In honor of that historic day, May 28,1980, some members of West Point’s Class of 1939 presented each of the 62 women of the Class of 1980 with a silver tray engraved with congratulatory words, their name, and USMA 1980. A note accompanied each tray with inspiring words from old warriors to new warriors, may you go onto be examples for others to follow. Gen. Andrew Goodpaster, Class of 1939 and Superintendent held the ceremony in the Supe’s Garden.
The first women cadets arrived in 1976, and these women of the class of 1980 found themselves in the vanguard of a new generation of leaders in America. Their willingness to enter the fortress of West Point, face the challenges of a military education, and persevere through an almost overwhelming array of difficulties, opened the gates for many to follow. Despite detailed integration plans, the first women not only faced significant challenges as pioneers but also received frequent harassment from many of the cadets and faculty who saw their entrance into West Point as an affront to one of the few remaining bastions of manhood. One of the most popular comments the women received was, “I am going to do everything in my power to run you out of here and to make sure that you and your classmates (referring only to the women) do not graduate.”

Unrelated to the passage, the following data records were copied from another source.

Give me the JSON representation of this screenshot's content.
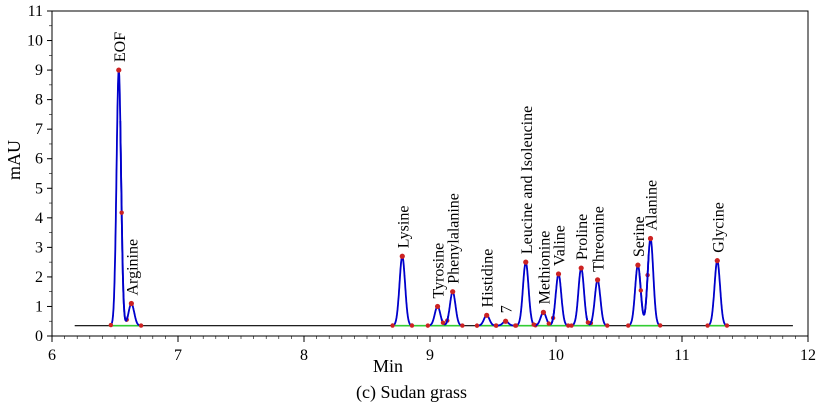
{
  "caption": "(c) Sudan grass",
  "chart_data": {
    "type": "line",
    "xlabel": "Min",
    "ylabel": "mAU",
    "xlim": [
      6,
      12
    ],
    "ylim": [
      0,
      11
    ],
    "xticks": [
      6,
      7,
      8,
      9,
      10,
      11,
      12
    ],
    "yticks": [
      0,
      1,
      2,
      3,
      4,
      5,
      6,
      7,
      8,
      9,
      10,
      11
    ],
    "grid": false,
    "baseline": 0.35,
    "colors": {
      "trace": "#0000cc",
      "baseline_segment": "#33cc33",
      "marker": "#cc2222",
      "axis": "#000000"
    },
    "peaks": [
      {
        "label": "EOF",
        "x": 6.53,
        "y": 9.0
      },
      {
        "label": "Arginine",
        "x": 6.63,
        "y": 1.1
      },
      {
        "label": "Lysine",
        "x": 8.78,
        "y": 2.7
      },
      {
        "label": "Tyrosine",
        "x": 9.06,
        "y": 1.0
      },
      {
        "label": "Phenylalanine",
        "x": 9.18,
        "y": 1.5
      },
      {
        "label": "Histidine",
        "x": 9.45,
        "y": 0.7
      },
      {
        "label": "7",
        "x": 9.6,
        "y": 0.5
      },
      {
        "label": "Leucine and Isoleucine",
        "x": 9.76,
        "y": 2.5
      },
      {
        "label": "Methionine",
        "x": 9.9,
        "y": 0.8
      },
      {
        "label": "Valine",
        "x": 10.02,
        "y": 2.1
      },
      {
        "label": "Proline",
        "x": 10.2,
        "y": 2.3
      },
      {
        "label": "Threonine",
        "x": 10.33,
        "y": 1.9
      },
      {
        "label": "Serine",
        "x": 10.65,
        "y": 2.4
      },
      {
        "label": "Alanine",
        "x": 10.75,
        "y": 3.3
      },
      {
        "label": "Glycine",
        "x": 11.28,
        "y": 2.55
      }
    ]
  }
}
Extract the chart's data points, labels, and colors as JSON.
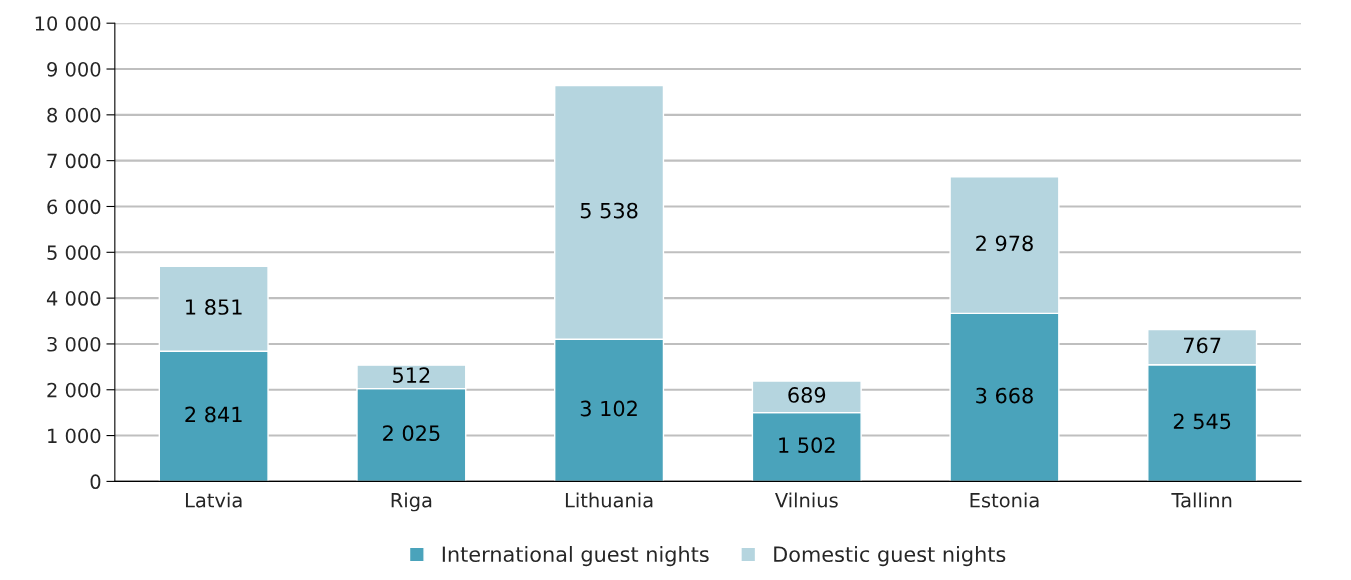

Of the 119 women who entered on July 1,1976, 62 graduated four years later – just barely half. Ironically, the only 1980 West Point graduate awarded a prestigious Rhodes scholarship was Cadet Andrea Hollen. By 1990, a mere decade later, Cadet Kristen Baker was appointed Brigade First Captain, the highest-ranking cadet in the corps. Twenty-five years later, the Class of 2005 graduated 76% of the women who entered in 2001. In 2018, Simone Askew, Class of 2018, was the first woman graduate to be both a Rhodes Scholar & First Captain.
Next month on June 13, the Class of 2020 will graduate in a world changed by a pandemic and an international financial crisis. The Long Gray Line will stretch and bend a little more with an estimated 230 women joining. 13 have earned prestigious scholarships and fellowships. Nearly 81% of the women who entered four years earlier will receive their diplomas having been commissioned as Second Lieutenants on 23 May 2020. They represent 20% of this graduating class.
The Long Gray Line is in the present, stretches into the future and extends back more than two centuries. It is a stalwart chain. The women of the class of 1980 gave birth to a second generation of women graduates and leaders to go onto newer and higher heights. 5600 of us have followed your footsteps. Each adds strength to that stalwart chain and the Long Gray Line leads forward.